House Speaker Salvatore F. DiMasi, who earns $93,237 a year, said in a statement that he, Patrick, and Senate President Therese Murray have agreed that "given the state of the economy and the Commonwealth's ongoing budget deficit, any salary increases of this kind will be put on hold."

"Base salary increases of this kind simply cannot be considered at a time when so many worthy state programs and initiatives must be level-funded or cut," said DiMasi, who had to sharply curtail his law practice when he became speaker in 2004. The board plan would have raised his salary to $159,100.

The initiative for the compensation review came from the legislative leadership. Patrick, whom aides said was always cool to the idea of pay raises, was out of state yesterday, but Lieutenant Governor Timothy P. Murray echoed the speaker's statement.

"With the concerns relative to the current economy and an already $1.3 billion structural state budget deficit, now is not an appropriate time for us to agree to an increase in compensation," said Murray, whose salary would increase from $124,920 to $148,714.

The rejection by the legislative leadership and the governor kills for now the work the Board of Compensation has been doing for the past six months. Members of the special panel declined to comment yesterday. Paul Guzzi, president of the Greater Boston Chamber of Commerce and cochairman of the panel, said the proposals are embargoed until this afternoon when the board holds a news conference in Boston.

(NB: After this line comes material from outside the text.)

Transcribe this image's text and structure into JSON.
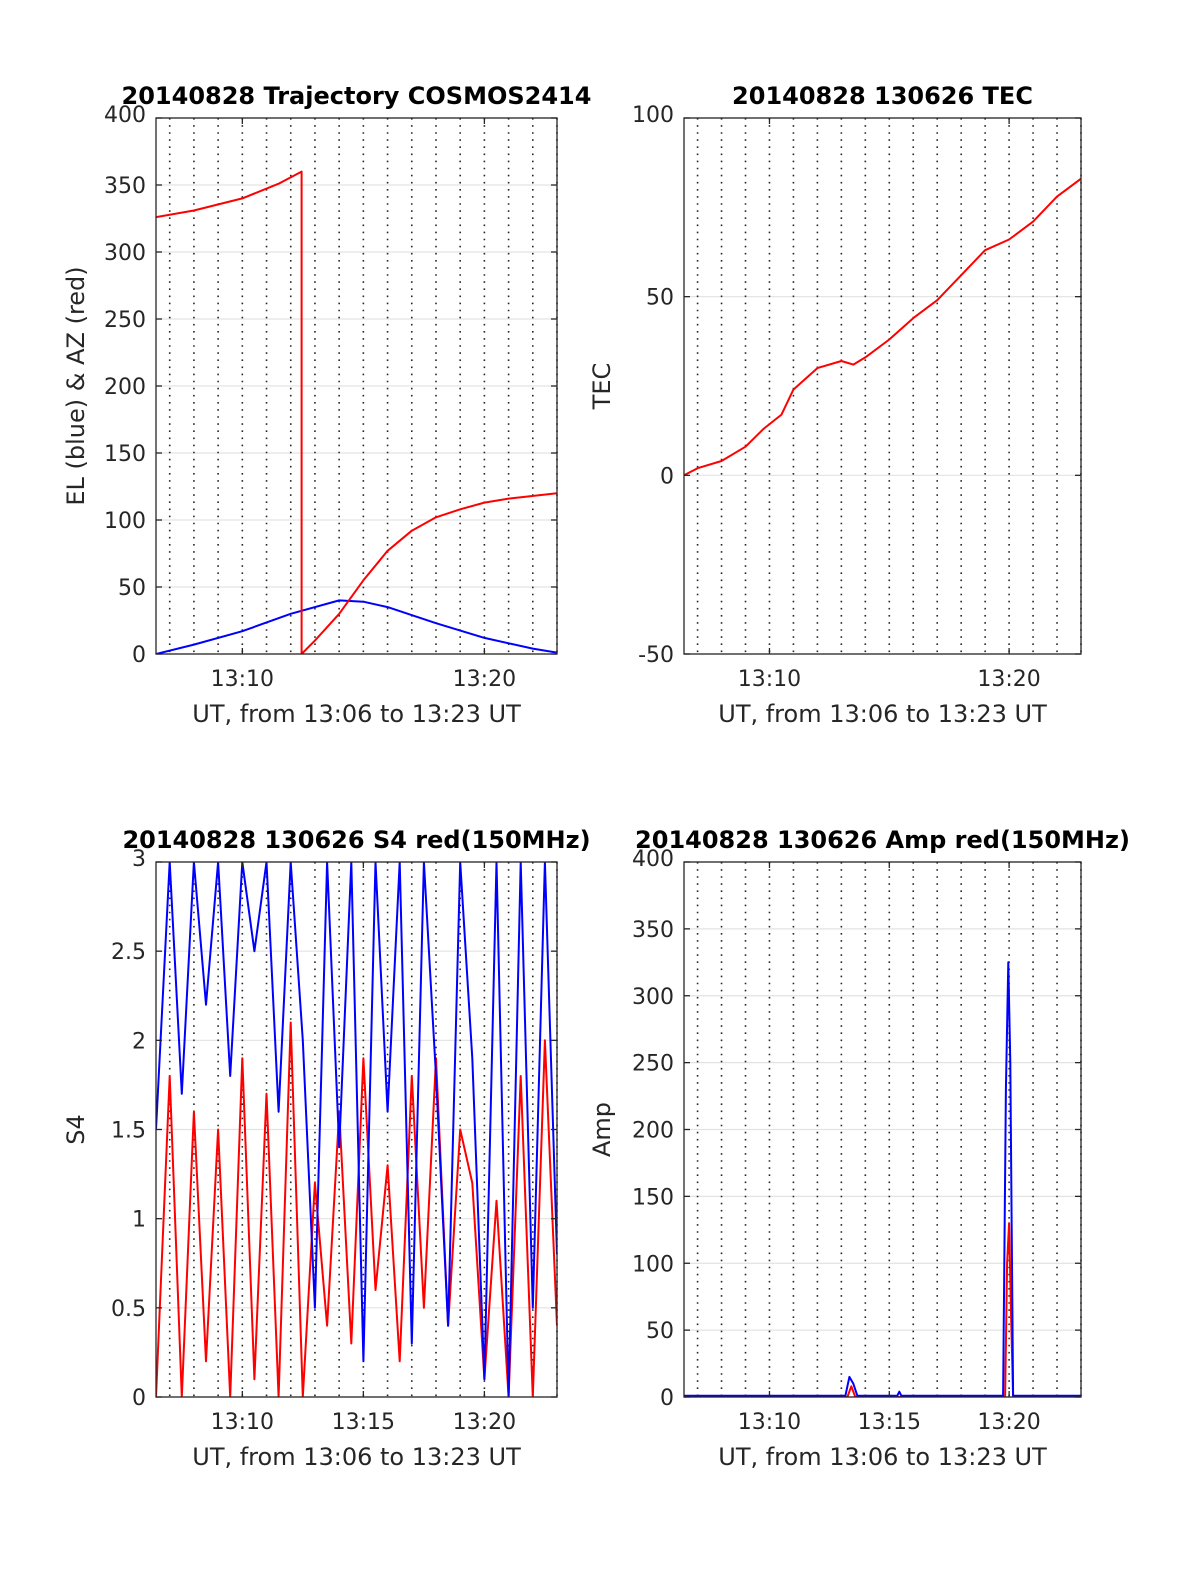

A major concern among Beacon Hill leaders was the spark that such raises would give to the petition drive to repeal the state's income tax, which provides 40 percent of the revenues for the budget, according to sources who have been in discussions with political leaders. A coalition led by the state's Libertarian Party leaders say it has gathered enough signatures to qualify for the November ballot. The repeal question was barely defeated in 2002.

The compensation panel has been keeping its recommendations under tight wraps, but the Globe has been briefed on some of the details of its report. Under its recommendations, other constitutional officers would also be given significant raises. The attorney general's pay would move from $133,644 to $159,100, and the secretary of state and state auditor's salaries would go from $130,916 to $155,852. Judges, who were given a raise to $129,694 from $112,777 in 2006, their first increase in six years, would be given automatic cost-of-living raises along with the jump of their salaries - to $160,000.

As some details have leaked, clerks of the courts - whose salaries and the wage of their assistants for years has been about 81.5 percent of judges' salaries - were gearing up to battle the plan because it would break that formula and allow judges to outpace their raises.

Daniel J. Hogan, clerk magistrate of the Boston Municipal Court who heads the state's clerks association, said his group would strongly oppose any "decoupling" of their salaries from judicial pay levels.

"I would be very disappointed if that is their recommendation," he said. "That would be a bit beyond the scope of the committee."

The clerks, with their patronage hirings and control of court proceedings, wield a huge amount of influence over lawmakers, almost all of whom have one or more district court in their legislative districts.

In addition to Guzzi, other members of the compensation panel include: Nova Costa, managing director of Salary.com; Stephen Crosby, dean of the McCormack Graduate School of Policy Studies, University of Massachusetts at Boston; Pamela Wilmot, executive director of Common Cause/Massachusetts; and Thomas Kochan, professor of management at MIT's Sloan School of Management.